Before the council’s ruling last month, law schools wanting to accept GRE scores for admission had to individually submit a validity study to the council. ...

The ABA’s ruling means law schools can use the GRE, without having to do a validity study, though schools can still choose to only accept the LSAT.

There are 77 law schools—out of 199 law schools that are approved by the ABA to confer the J.D. degree—including 12 of the top 14, currently accepting GRE scores for their J.D. programs, according to the Educational Testing Service. University of California, Berkeley School of Law and the University of Michigan Law School are the two T14s currently not accepting the GRE., The ABA's Ruling on GREs Is a 'Huge Development' That Raises Huge Questions:

It was illuminating to speak to Marc Miller, dean and Ralph W. Bilby Professor of Law at the University of Arizona James E. Rogers College of Law, who was the catalyst for the ABA first allowing law schools to accept the GRE, on a case-by-case basis, five years ago.

Chief Executive Officer of the Institute for the Advancement of the American Legal System (IAALS) David Yellen told on Friday that “all of legal education owes a debt of gratitude to Marc Miller.”

Miller told me about all the risks he took to make the acceptance of GRE scores in the law school admission process a reality.

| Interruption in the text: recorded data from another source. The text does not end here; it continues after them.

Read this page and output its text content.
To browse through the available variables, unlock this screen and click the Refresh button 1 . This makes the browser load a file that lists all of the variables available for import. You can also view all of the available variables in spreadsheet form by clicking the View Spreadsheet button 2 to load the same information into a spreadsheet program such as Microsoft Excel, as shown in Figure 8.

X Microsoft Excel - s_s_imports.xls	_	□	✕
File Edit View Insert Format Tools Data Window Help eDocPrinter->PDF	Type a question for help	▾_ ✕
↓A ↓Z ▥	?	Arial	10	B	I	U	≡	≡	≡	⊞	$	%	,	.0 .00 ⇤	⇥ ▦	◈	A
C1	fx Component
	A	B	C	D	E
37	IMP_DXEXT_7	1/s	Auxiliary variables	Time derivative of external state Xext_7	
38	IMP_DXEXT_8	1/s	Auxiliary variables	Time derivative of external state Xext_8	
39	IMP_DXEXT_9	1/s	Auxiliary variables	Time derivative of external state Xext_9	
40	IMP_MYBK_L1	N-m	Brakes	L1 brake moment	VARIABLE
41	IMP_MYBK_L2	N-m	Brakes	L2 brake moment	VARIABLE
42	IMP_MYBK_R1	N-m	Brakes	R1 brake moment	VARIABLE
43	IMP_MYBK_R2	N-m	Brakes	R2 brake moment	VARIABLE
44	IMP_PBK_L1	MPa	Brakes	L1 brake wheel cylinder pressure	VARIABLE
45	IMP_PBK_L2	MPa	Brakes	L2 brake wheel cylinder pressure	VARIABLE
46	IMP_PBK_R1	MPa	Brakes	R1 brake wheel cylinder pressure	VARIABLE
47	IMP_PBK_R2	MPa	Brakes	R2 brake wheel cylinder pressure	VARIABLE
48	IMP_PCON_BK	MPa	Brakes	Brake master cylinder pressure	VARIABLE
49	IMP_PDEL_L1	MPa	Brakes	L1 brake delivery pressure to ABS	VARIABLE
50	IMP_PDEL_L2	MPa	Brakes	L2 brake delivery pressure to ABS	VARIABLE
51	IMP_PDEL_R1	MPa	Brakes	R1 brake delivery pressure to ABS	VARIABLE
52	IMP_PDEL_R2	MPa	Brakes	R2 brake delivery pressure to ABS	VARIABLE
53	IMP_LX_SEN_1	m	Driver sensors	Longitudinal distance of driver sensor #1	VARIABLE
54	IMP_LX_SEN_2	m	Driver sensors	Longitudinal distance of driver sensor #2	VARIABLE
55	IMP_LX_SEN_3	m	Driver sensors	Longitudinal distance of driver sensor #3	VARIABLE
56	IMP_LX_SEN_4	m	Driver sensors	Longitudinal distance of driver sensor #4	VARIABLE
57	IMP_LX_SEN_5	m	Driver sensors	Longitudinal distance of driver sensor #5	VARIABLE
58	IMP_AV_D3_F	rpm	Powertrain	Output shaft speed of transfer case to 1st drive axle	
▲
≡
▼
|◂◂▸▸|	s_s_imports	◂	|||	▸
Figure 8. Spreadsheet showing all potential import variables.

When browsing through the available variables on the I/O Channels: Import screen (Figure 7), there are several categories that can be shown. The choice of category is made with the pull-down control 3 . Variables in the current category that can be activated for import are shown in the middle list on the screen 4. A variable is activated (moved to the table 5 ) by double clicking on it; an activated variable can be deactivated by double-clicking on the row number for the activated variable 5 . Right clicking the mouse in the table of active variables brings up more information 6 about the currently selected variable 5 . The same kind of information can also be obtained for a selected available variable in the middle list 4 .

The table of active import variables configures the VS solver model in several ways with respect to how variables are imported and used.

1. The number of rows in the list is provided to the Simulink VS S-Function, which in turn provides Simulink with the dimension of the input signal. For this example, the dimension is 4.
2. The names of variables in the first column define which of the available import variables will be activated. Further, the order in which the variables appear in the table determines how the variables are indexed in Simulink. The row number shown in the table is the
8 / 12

“It’s a huge development,” Miller told on Friday. “It’s thrilling to see the Council clarifying it.” ...

[S]tudents who were accepted due to their GRE score, will have their LSAT score reported on the 509. Thus, if they did take both tests, their LSAT would affect the median LSAT score on the 509.

A student accepted with a high GRE score and a low LSAT score will impact the median score of the LSAT, Miller said, but added that he doesn’t see this as an issue. ...

 for 2020, there were 21 law schools, out of 77 who do accept GRE scores, that reported accepting students based on their GRE score. That figure seems surprisingly low.

I reviewed each of these 21 law schools’ 509 reports. I took the “number enrolled” for GRE and divided it by the “total in first-year class,” to come up with approximate percentages of students accepted based on the GRE for each school.

 Law School % of 1L Class Accepted with GRE
University of Arizona 17%
Brooklyn 3%
CA-Western 5%
CA—Hastings  4%
CA—Los Angeles    3.5%
Chicago-Kent 6.3%
Columbia 4.5%
Cornell 6%
Dayton        8%
Georgetown        7%
Harvard 7%
Hawaii   22%
John Marshall          5%
New Hampshire 8%
NYU     4%
Northwestern 6%
Penn State-Dickinson 12%
University of Pennsylvania 4%
Suffolk      3.7%
SUNY-Buffalo 13%
Yale     5%

ABA Journal, With GRE Restrictions Lifted For Law Schools, Some Urge Caution:

As of November, ABA-accredited law schools can accept the Graduate Record Examination from applicants in lieu of the Law School Admission Test, and some wonder if those with the financial resources will purchase test prep classes for both and submit their best score.

That’s a terrible idea, says Jeff Thomas, executive director of legal programs at the test prep company Kaplan.